Inconsistencies of the story of Easter in the Gospels – in the form of a stylish infographic!
Taking Easter Seriously Infographic
Ya know, Jason. Matt offers 2 main options Atheists take on understanding the story — growing legend or myth. Here is my infographic — imitating (and acknowledging) Matt’s and offering other nuances. What do you think?
Like you, I am a former Christian. Unlike you, I didn’t leave because I found problems with the Bible. I left because I saw no God, realized I was talking in my head, and realized other religious folks were doing the same and no one is going to a “Hell”.
We all left for different reasons, eh?
Actually Sabio, I got involved in Christianity as I was under the impression as a child that Christians were supposed to be more moral, yet experiences in my early adult life contradicted it.

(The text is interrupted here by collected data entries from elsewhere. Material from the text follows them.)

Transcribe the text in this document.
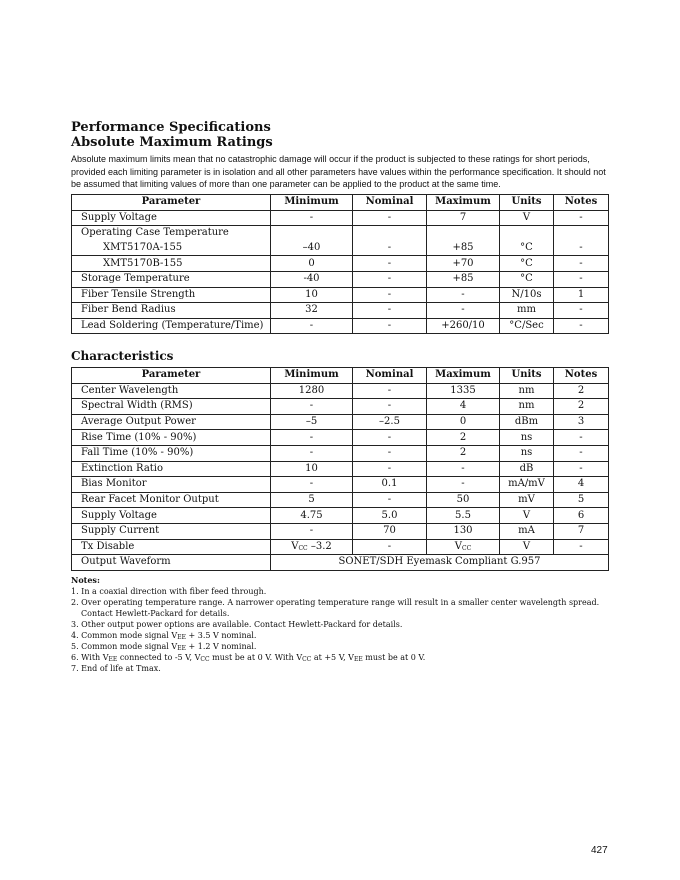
Performance Specifications
Absolute Maximum Ratings
Absolute maximum limits mean that no catastrophic damage will occur if the product is subjected to these ratings for short periods, provided each limiting parameter is in isolation and all other parameters have values within the performance specification. It should not be assumed that limiting values of more than one parameter can be applied to the product at the same time.
Parameter	Minimum	Nominal	Maximum	Units	Notes
Supply Voltage	-	-	7	V	-
Operating Case Temperature					
XMT5170A-155	–40	-	+85	°C	-
XMT5170B-155	0	-	+70	°C	-
Storage Temperature	-40	-	+85	°C	-
Fiber Tensile Strength	10	-	-	N/10s	1
Fiber Bend Radius	32	-	-	mm	-
Lead Soldering (Temperature/Time)	-	-	+260/10	°C/Sec	-
Characteristics
Parameter	Minimum	Nominal	Maximum	Units	Notes
Center Wavelength	1280	-	1335	nm	2
Spectral Width (RMS)	-	-	4	nm	2
Average Output Power	–5	–2.5	0	dBm	3
Rise Time (10% - 90%)	-	-	2	ns	-
Fall Time (10% - 90%)	-	-	2	ns	-
Extinction Ratio	10	-	-	dB	-
Bias Monitor	-	0.1	-	mA/mV	4
Rear Facet Monitor Output	5	-	50	mV	5
Supply Voltage	4.75	5.0	5.5	V	6
Supply Current	-	70	130	mA	7
Tx Disable	$V_{CC}$ –3.2	-	$V_{CC}$	V	-
Output Waveform	SONET/SDH Eyemask Compliant G.957				
Notes:
1. In a coaxial direction with fiber feed through.
2. Over operating temperature range. A narrower operating temperature range will result in a smaller center wavelength spread.
Contact Hewlett-Packard for details.
3. Other output power options are available. Contact Hewlett-Packard for details.
4. Common mode signal $V_{EE} + 3.5$ V nominal.
5. Common mode signal $V_{EE} + 1.2$ V nominal.
6. With $V_{EE}$ connected to -5 V, $V_{CC}$ must be at 0 V. With $V_{CC}$ at +5 V, $V_{EE}$ must be at 0 V.
7. End of life at Tmax.
427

I also felt an element of intimidation whenever someone spoke of Christian ideas. A desire had developed in me to understand what Christianity was really all about.

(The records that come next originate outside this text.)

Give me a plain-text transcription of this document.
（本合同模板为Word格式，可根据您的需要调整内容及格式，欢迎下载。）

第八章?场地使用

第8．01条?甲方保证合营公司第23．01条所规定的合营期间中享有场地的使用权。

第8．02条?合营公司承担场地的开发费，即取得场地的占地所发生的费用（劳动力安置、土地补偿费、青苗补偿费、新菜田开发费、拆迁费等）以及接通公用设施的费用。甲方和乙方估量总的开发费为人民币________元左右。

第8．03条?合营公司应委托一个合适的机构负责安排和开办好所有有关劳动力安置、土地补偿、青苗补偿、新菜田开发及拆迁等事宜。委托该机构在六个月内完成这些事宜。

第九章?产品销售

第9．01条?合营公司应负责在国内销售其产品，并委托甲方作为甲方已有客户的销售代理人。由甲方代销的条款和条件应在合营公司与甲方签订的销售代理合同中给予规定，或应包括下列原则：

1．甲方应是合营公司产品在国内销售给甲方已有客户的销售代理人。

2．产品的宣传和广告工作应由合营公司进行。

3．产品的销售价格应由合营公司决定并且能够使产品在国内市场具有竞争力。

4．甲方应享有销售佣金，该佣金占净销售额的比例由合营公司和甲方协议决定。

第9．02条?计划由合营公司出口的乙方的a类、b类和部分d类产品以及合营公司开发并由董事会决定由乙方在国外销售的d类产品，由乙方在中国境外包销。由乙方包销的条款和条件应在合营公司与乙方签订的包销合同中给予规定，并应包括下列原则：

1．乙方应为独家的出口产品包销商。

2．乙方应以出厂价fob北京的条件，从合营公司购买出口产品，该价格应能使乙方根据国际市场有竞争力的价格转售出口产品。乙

That is an interesting thought you bring up in your infographic! As there are many levels of believing the story of Jesus to be true, there are also many levels in believing the Bible not to be true.

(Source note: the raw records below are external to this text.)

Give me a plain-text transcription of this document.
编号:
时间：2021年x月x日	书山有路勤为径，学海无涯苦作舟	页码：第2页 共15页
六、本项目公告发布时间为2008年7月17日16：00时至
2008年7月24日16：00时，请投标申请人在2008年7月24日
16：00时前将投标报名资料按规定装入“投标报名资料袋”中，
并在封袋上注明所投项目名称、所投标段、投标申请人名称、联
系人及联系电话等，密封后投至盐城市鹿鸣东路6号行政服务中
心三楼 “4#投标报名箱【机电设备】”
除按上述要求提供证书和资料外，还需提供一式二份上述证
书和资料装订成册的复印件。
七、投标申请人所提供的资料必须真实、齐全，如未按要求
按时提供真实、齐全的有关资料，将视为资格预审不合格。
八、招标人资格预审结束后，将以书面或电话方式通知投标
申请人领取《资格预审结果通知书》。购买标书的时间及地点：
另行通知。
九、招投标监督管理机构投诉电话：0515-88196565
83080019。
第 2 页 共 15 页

Actually, I just checked your pie charts – that’s a great visualization!
Christianity was a life-raft for me for about 5 years. It gave me direction, helped me think seriously about what I valued. Then I found others doing the same who were in other faiths. Then I found others doing the same outside of faiths. I guess it was just a maturity thing.
I still think Christianity (and other religions) can benefit people [as well as harm them]. And by no means do I think that an atheist view is necessarily helpful — though it can be. All is complicated, eh?
I agree completely. Learning about Christianity actually helped me consolidate understandings I had learned through life and fill in some finer details I didn’t necessarily have a decent awareness of. It especially brought me some much needed connection with others in a positive environment.
But like anything, all belief can be used selflessly and selfishly.